Green Line extension's future uncertain because of costs
Dec. 10, 2015
BOSTON (AP) — The long-delayed plan to extend the Massachusetts Bay Transportation Authority's Green Line cannot proceed without significant cost reductions, state transportation officials agreed Wednesday, while again refusing to rule out the possibility of scrapping the project altogether.
"There is a lot of work to be done before we can move on a project that is affordable and fiscally responsible," Massachusetts Transportation Secretary Stephanie Pollack told reporters following a joint public meeting of the MassDOT board and the fiscal control board recently created to oversee the cash-strapped Boston transit system.
No final decisions were made, but Pollack said: "We can't take full cancellation off the table."
The control board did impose a 90-day moratorium on any design or contracting decisions by MBTA staff while the future of the multibillion project is decided. It calls for a 4.7-mile extension of above-ground light rail service through Somerville and into Medford, ending near Tufts University. Six new MBTA stations would be constructed and the existing Lechmere station would be relocated.
Backers say the project would deliver a major economic boost to a densely populated area that has become increasingly popular with young professionals and college students but has few mass transit options.
The extension was among several transit proposals the state committed to in 1990 as part of a settlement that helped clear the way for the Big Dig, which would become the nation's largest and most expensive urban highway project.
The Green Line extension finally appeared back on track in January, when the federal government committed nearly $1 billion to a then-projected $2.3 billion price tag. But MBTA officials later revealed new cost estimates that pegged the state's share to be as much as $1 billion higher than expected.
Berkeley Research Group, a consulting firm hired by the control board to determine why the estimate suddenly spiked, delivered a report last month that sharply criticized how T officials managed a new procurement process used in negotiations with White Skanska Kiewit, the project's lead contractors.
The board heard from other consultants Wednesday, including the law firm Nossaman. The firm recommended that the MBTA dump the current open-ended contracts and take new bids for a single design-build contract for the remainder of the project, with a fixed price and guaranteed completion date.
Another consultant, John Karn from the Arup Group, outlined a series of potential design changes that could trim between 10 percent and 40 percent of construction costs, including the elimination of a branch to Union Square in Somerville and scaling back the size of the new stations and a maintenance facility.

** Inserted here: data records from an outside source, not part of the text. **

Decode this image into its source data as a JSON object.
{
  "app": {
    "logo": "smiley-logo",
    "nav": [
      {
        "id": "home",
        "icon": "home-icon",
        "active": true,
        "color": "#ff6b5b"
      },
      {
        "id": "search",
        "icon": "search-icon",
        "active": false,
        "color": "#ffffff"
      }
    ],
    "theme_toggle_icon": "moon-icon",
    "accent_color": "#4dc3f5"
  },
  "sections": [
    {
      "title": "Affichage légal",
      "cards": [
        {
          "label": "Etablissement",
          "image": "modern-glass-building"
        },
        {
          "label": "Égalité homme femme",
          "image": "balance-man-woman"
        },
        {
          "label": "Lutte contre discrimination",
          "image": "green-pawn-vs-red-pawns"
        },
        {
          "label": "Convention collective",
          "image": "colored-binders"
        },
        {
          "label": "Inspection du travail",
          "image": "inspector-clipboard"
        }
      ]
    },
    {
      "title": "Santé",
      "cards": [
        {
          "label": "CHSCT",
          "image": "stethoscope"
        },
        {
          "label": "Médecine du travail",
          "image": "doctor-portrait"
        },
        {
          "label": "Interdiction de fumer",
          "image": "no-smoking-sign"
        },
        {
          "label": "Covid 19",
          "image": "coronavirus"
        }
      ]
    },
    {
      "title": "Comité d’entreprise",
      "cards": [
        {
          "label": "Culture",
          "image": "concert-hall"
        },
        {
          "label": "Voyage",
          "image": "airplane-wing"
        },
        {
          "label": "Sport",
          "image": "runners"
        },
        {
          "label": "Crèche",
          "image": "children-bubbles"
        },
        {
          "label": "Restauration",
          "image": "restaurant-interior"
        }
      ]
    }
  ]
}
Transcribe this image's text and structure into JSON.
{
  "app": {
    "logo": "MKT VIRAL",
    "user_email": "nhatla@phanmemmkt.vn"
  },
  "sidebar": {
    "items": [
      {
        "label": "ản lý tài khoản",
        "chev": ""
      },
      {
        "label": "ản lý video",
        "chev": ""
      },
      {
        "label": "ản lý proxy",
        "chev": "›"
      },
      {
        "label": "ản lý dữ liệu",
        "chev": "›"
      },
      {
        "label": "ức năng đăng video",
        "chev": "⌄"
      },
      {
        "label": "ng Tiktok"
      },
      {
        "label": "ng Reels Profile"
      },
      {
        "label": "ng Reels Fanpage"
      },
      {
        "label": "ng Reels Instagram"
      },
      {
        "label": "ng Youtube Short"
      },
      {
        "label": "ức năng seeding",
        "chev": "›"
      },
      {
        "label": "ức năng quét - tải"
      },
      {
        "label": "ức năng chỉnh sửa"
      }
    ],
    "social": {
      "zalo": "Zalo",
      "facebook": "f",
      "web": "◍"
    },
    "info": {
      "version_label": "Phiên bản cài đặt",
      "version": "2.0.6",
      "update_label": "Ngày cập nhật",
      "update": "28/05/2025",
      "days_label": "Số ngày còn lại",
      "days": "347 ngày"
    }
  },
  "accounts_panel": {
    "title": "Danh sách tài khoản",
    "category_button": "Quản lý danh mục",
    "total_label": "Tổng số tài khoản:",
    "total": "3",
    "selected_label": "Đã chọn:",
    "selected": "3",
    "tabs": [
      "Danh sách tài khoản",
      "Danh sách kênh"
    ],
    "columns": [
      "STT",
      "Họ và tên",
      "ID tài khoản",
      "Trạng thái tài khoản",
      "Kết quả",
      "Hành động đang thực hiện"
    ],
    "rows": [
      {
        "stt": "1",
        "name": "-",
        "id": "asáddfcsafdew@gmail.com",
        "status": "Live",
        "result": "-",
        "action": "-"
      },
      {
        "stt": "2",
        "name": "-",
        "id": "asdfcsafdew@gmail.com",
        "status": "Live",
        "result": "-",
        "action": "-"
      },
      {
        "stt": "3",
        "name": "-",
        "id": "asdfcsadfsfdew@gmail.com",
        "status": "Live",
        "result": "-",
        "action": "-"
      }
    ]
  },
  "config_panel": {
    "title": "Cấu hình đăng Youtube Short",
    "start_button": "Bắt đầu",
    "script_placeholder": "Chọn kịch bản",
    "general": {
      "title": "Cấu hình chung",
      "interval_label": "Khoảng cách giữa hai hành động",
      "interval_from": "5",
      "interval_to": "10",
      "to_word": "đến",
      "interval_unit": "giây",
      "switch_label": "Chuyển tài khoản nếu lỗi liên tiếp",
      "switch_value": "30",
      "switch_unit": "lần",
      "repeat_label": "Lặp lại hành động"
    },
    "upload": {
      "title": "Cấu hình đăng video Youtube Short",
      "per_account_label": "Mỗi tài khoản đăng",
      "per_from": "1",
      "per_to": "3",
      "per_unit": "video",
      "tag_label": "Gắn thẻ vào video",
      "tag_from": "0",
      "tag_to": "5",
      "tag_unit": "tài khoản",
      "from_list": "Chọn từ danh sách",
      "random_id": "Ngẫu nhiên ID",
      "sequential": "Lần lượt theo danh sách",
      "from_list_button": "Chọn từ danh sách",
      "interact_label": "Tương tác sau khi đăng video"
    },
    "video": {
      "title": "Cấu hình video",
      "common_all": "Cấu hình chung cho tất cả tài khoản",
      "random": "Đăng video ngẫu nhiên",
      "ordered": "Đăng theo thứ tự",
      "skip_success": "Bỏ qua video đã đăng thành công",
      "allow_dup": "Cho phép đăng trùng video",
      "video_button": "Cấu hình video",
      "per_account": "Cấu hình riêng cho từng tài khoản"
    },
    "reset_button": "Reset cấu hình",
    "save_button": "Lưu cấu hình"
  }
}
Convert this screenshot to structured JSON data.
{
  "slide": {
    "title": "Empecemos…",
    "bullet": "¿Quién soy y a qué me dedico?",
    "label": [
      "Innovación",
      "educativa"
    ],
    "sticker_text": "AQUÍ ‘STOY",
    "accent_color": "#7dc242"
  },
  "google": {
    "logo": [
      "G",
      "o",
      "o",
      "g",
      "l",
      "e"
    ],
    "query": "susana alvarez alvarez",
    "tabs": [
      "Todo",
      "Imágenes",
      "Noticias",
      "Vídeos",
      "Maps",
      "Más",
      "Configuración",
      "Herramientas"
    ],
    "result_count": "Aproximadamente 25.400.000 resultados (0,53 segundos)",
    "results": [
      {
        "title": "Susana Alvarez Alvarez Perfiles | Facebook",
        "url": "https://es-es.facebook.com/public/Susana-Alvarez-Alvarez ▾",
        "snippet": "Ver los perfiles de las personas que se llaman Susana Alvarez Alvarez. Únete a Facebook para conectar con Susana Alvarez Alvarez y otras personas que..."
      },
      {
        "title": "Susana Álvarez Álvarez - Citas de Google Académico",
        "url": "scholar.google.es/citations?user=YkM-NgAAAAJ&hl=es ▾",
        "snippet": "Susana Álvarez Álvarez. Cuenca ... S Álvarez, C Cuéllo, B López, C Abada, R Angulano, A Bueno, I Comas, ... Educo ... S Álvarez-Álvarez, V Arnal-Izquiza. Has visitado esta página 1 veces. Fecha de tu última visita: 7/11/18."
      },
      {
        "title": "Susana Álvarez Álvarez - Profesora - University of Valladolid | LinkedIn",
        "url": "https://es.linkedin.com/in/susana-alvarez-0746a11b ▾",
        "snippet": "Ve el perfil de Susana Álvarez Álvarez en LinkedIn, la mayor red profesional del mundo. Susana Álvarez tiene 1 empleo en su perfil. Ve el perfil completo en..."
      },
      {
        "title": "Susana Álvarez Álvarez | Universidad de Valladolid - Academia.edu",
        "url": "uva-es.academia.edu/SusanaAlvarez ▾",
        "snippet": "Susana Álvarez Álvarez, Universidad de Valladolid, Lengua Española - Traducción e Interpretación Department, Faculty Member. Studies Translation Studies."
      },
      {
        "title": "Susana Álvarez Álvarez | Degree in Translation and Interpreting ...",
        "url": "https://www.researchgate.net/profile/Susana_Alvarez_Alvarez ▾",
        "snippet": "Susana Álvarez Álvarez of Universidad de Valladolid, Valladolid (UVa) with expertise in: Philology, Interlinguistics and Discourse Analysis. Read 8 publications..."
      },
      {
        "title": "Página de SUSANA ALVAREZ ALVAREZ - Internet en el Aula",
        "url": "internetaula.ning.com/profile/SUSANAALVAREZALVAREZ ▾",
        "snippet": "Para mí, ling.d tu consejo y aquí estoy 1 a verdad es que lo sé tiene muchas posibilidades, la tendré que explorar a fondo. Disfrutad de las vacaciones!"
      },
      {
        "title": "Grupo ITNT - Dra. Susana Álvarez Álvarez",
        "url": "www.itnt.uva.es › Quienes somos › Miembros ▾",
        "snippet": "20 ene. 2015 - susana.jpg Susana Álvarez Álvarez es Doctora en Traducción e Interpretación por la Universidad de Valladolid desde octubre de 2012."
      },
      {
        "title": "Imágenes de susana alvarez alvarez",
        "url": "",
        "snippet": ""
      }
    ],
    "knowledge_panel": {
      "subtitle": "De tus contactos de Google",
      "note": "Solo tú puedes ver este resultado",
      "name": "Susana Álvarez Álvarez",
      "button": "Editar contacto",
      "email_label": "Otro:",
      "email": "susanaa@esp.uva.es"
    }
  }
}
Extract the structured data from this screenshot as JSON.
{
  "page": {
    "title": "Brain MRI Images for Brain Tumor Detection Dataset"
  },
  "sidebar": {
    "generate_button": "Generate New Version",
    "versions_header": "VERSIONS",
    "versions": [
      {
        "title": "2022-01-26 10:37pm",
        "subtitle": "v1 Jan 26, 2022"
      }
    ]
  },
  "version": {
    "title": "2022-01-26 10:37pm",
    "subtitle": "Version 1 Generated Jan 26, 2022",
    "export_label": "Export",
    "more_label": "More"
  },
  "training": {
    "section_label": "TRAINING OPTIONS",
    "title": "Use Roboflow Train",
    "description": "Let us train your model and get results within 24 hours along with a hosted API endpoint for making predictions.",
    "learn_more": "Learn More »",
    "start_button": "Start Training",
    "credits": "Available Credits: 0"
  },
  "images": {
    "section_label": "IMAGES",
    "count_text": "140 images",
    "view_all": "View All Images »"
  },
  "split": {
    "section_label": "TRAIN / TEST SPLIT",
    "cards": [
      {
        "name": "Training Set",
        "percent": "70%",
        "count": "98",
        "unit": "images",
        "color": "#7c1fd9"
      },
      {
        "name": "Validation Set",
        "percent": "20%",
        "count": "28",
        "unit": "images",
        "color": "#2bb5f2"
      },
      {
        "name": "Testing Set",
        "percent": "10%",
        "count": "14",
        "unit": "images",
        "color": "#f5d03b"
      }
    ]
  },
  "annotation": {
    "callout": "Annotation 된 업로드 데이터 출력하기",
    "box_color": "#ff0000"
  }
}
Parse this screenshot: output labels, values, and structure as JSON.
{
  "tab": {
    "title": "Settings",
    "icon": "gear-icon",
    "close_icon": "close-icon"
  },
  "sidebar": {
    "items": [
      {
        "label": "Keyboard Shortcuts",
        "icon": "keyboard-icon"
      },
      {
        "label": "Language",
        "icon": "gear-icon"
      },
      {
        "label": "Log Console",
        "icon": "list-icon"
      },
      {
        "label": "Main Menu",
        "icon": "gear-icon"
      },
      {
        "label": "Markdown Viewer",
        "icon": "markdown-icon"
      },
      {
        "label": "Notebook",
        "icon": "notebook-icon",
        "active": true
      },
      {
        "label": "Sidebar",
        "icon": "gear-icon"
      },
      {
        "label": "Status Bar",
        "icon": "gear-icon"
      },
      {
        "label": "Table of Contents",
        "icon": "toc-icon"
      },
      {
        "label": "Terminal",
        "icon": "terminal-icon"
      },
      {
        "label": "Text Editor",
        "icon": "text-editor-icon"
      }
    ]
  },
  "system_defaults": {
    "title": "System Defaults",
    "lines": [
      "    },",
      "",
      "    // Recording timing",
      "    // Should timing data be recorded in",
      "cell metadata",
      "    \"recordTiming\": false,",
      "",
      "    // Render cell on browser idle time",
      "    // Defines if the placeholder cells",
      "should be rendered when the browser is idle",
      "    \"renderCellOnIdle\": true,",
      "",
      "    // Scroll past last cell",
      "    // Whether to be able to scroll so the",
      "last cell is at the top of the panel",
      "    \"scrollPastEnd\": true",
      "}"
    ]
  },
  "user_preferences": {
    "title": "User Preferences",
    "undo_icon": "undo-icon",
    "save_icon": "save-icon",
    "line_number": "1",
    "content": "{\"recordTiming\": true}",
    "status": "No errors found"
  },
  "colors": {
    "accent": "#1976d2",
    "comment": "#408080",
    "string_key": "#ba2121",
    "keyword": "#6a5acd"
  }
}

Officials said scrapping the project would cost the state nearly $1 billion in promised federal funds, along with the loss of up to $742 million in state funds already spent or committed, including for the purchase of new Green Line cars to run on the track.
Somerville Mayor Joseph Curtatone was among several local officials who urged state officials to find a way to move forward with the project.
"Let's build this thing," Curtatone said. "Because if we can't build it, what can we build in this commonwealth?"